86 points | by dakshgupta 9 hours ago

4 comments

  • agwa 18 minutes ago
    > GitHub's migration guide tells developers to treat the new IDs as opaque strings and treat them as references. However it was clear that there was some underlying structure to these IDs as we just saw with the bitmasking

    Great, so now GitHub can't change the structure of their IDs without breaking this person's code. The lesson is that if you're designing an API and want an ID to be opaque you have to literally encrypt it. I find it really demoralizing as an API designer that I have to treat my API's consumers as adversaries who will knowingly and intentionally ignore guidance in the documentation like this.
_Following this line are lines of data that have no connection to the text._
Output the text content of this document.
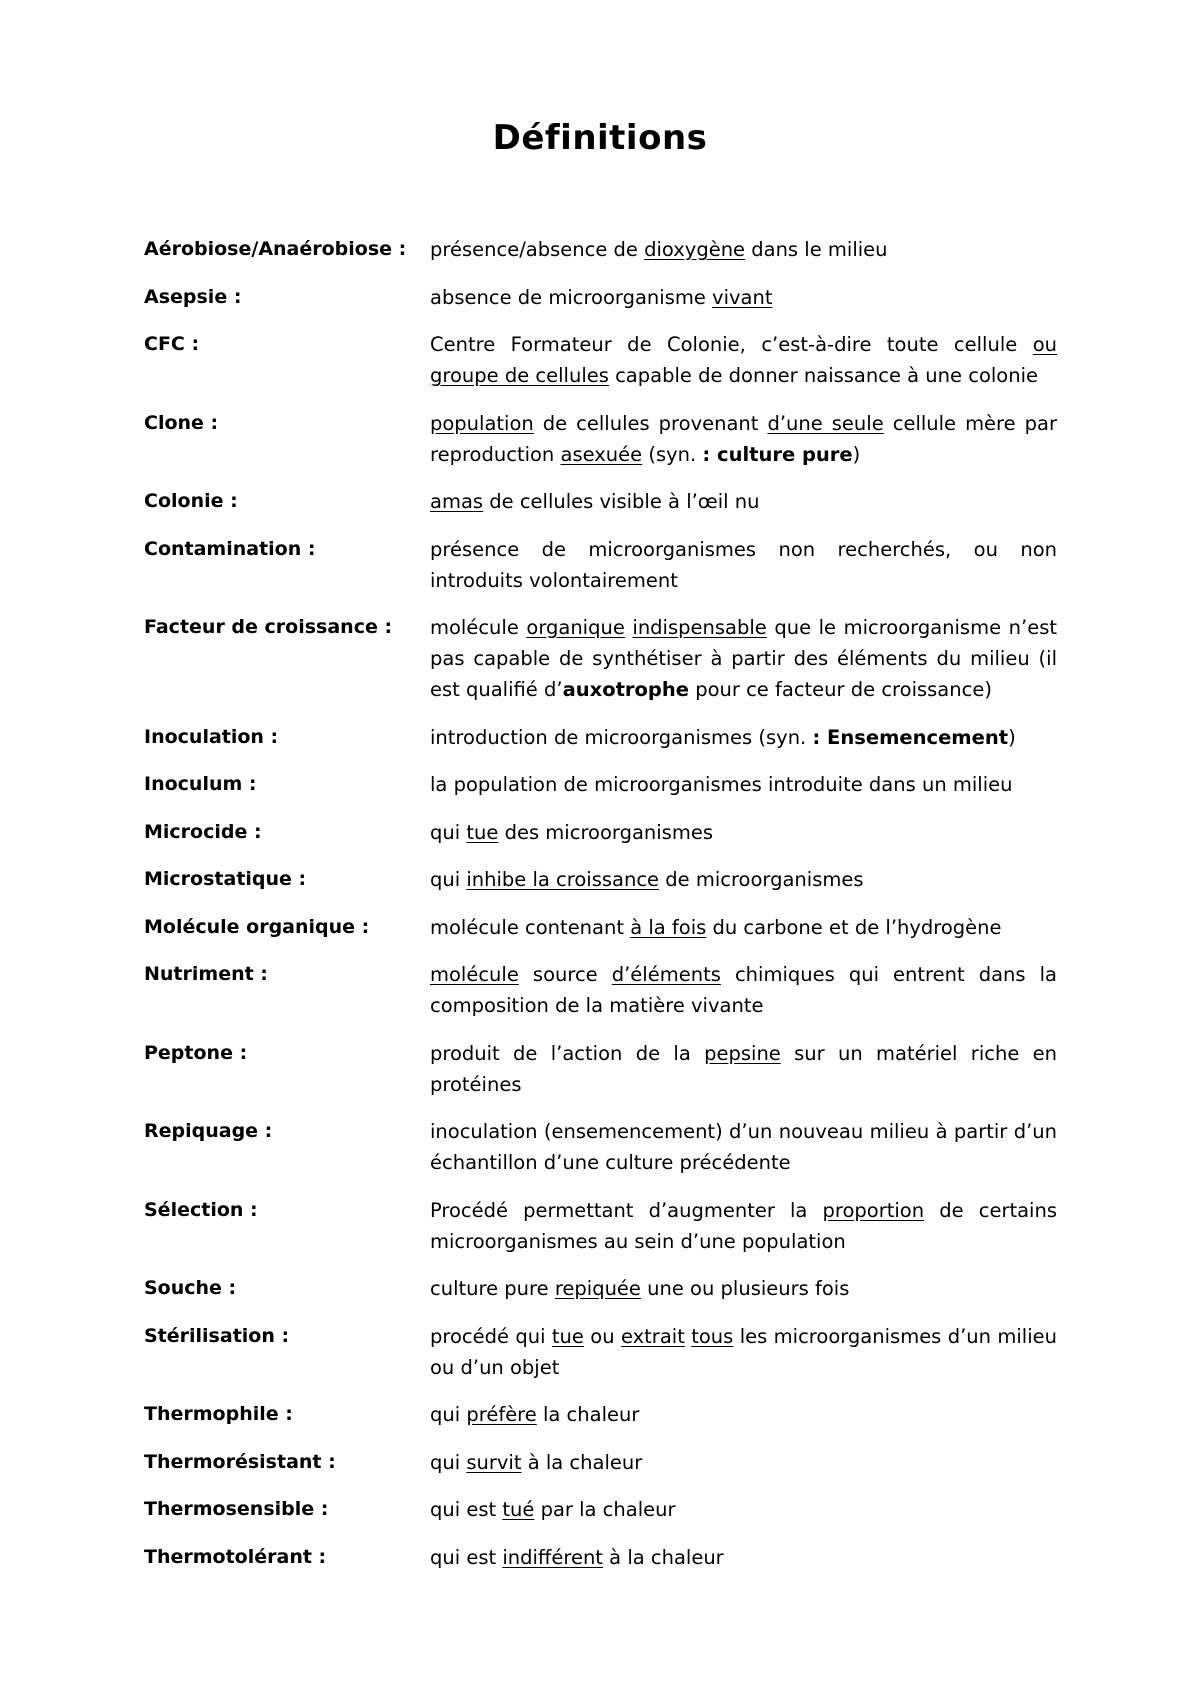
Définitions
Aérobiose/Anaérobiose :	présence/absence de dioxygène dans le milieu
Asepsie :	absence de microorganisme vivant
CFC :	Centre Formateur de Colonie, c’est-à-dire toute cellule ou groupe de cellules capable de donner naissance à une colonie
Clone :	population de cellules provenant d’une seule cellule mère par reproduction asexuée (syn. : culture pure)
Colonie :	amas de cellules visible à l’œil nu
Contamination :	présence de microorganismes non recherchés, ou non introduits volontairement
Facteur de croissance :	molécule organique indispensable que le microorganisme n’est pas capable de synthétiser à partir des éléments du milieu (il est qualifié d’auxotrophe pour ce facteur de croissance)
Inoculation :	introduction de microorganismes (syn. : Ensemencement)
Inoculum :	la population de microorganismes introduite dans un milieu
Microcide :	qui tue des microorganismes
Microstatique :	qui inhibe la croissance de microorganismes
Molécule organique :	molécule contenant à la fois du carbone et de l’hydrogène
Nutriment :	molécule source d’éléments chimiques qui entrent dans la composition de la matière vivante
Peptone :	produit de l’action de la pepsine sur un matériel riche en protéines
Repiquage :	inoculation (ensemencement) d’un nouveau milieu à partir d’un échantillon d’une culture précédente
Sélection :	Procédé permettant d’augmenter la proportion de certains microorganismes au sein d’une population
Souche :	culture pure repiquée une ou plusieurs fois
Stérilisation :	procédé qui tue ou extrait tous les microorganismes d’un milieu ou d’un objet
Thermophile :	qui préfère la chaleur
Thermorésistant :	qui survit à la chaleur
Thermosensible :	qui est tué par la chaleur
Thermotolérant :	qui est indifférent à la chaleur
    • krisoft 5 minutes ago
      > Great, so now GitHub can't change the structure of their IDs without breaking this person's code.
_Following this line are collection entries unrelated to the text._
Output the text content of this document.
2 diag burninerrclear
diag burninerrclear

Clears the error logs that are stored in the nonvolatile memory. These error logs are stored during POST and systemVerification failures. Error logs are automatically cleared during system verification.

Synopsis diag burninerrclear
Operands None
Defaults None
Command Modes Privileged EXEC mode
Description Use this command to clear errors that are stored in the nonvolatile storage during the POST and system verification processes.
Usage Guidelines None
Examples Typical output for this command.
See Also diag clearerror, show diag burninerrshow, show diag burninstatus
      And that is all the fault of the person who treated a documented opaque value as if it has some specific structure.

      > The lesson is that if you're designing an API and want an ID to be opaque you have to literally encrypt it.
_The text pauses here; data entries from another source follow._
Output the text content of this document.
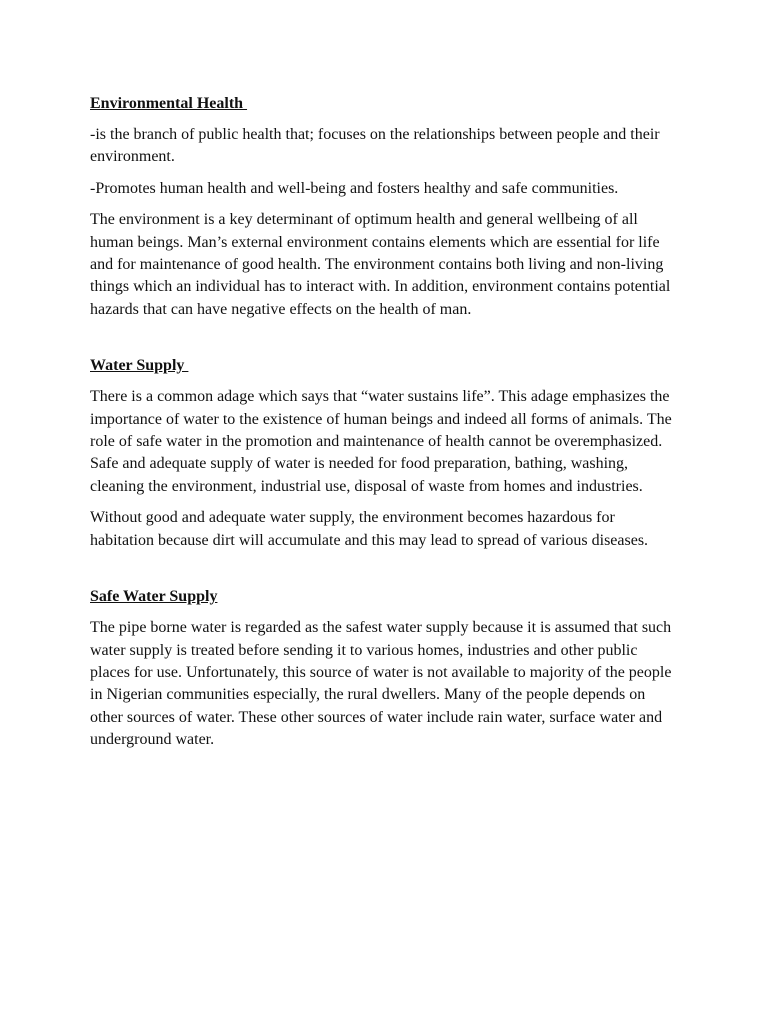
Environmental Health

-is the branch of public health that; focuses on the relationships between people and their environment.

-Promotes human health and well-being and fosters healthy and safe communities.

The environment is a key determinant of optimum health and general wellbeing of all human beings. Man’s external environment contains elements which are essential for life and for maintenance of good health. The environment contains both living and non-living things which an individual has to interact with. In addition, environment contains potential hazards that can have negative effects on the health of man.

Water Supply

There is a common adage which says that “water sustains life”. This adage emphasizes the importance of water to the existence of human beings and indeed all forms of animals. The role of safe water in the promotion and maintenance of health cannot be overemphasized. Safe and adequate supply of water is needed for food preparation, bathing, washing, cleaning the environment, industrial use, disposal of waste from homes and industries.

Without good and adequate water supply, the environment becomes hazardous for habitation because dirt will accumulate and this may lead to spread of various diseases.

Safe Water Supply

The pipe borne water is regarded as the safest water supply because it is assumed that such water supply is treated before sending it to various homes, industries and other public places for use. Unfortunately, this source of water is not available to majority of the people in Nigerian communities especially, the rural dwellers. Many of the people depends on other sources of water. These other sources of water include rain water, surface water and underground water.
      The lesson is that you should stop caring about breaking people’s code who go against the documentation this way. When it breaks you shrug. Their code was always buggy and it just happened to be working for them until then. You are not their dad. You are not responsible for their misfortune.

      > I find it really demoralizing as an API designer that I have to treat my API's consumers as adversaries who will knowingly and intentionally ignore guidance in the documentation like this.

      You don’t have to.

    • maxbond 12 minutes ago
      You could also say, if I tell you something is an opaque identifier, and you introspect it, it's your problem if your code breaks. I told you not to do that.
    • haileys 10 minutes ago
      This is well understood - Hyrum's law.

      You don't need encryption, a global_id database column with a randomly generated ID will do.

      • maxbond 8 minutes ago
        You could but you would lose the performance benefits you were seeking by encoding information into the ID. But you could also use a randomized, proprietary base64 alphabet rather than properly encrypting the ID.
        • haileys 5 minutes ago
          Encoding a type name into an ID is never really something I've viewed as being about performance. Think of it more like an area code, it's an essential part of the identifier that tells you how to interpret the rest of it.
          • maxbond 1 minute ago
            You could definitely put a prefix and a UUID (or whatever), I failed to consider that.
    • nwallin 10 minutes ago
      Hyrum's law is a real sonuvabitch.
  • haileys 30 minutes ago
    > That repository ID (010:Repository2325298) had a clear structure: 010 is some type enum, followed by a colon, the word Repository, and then the database ID 2325298.

    It's a classic length prefix. Repository has 10 chars, Tree has 4.

  • ezyang 16 minutes ago
    I just want to point out that Opus 4.5 actually knows this trick and will write the code to decode the IDs if it is working with GitHub's API lol
  • chatmasta 44 minutes ago
    > Somewhere in GitHub's codebase, there's an if-statement checking when a repository was created to decide which ID format to return.

    I doubt it. That's the beauty of GraphQL — each object can store its ID however it wants, and the GraphQL layer encodes it in base64. Then when someone sends a request with a base64-encoded ID, there _might_ be an if-statement (or maybe it just does a lookup on the ID). If anything, the if-statement happens _after_ decoding the ID, not before encoding it.

    There was never any if-statement that checked the time — before the migration, IDs were created only in the old format. After the migration, they were created in the new format.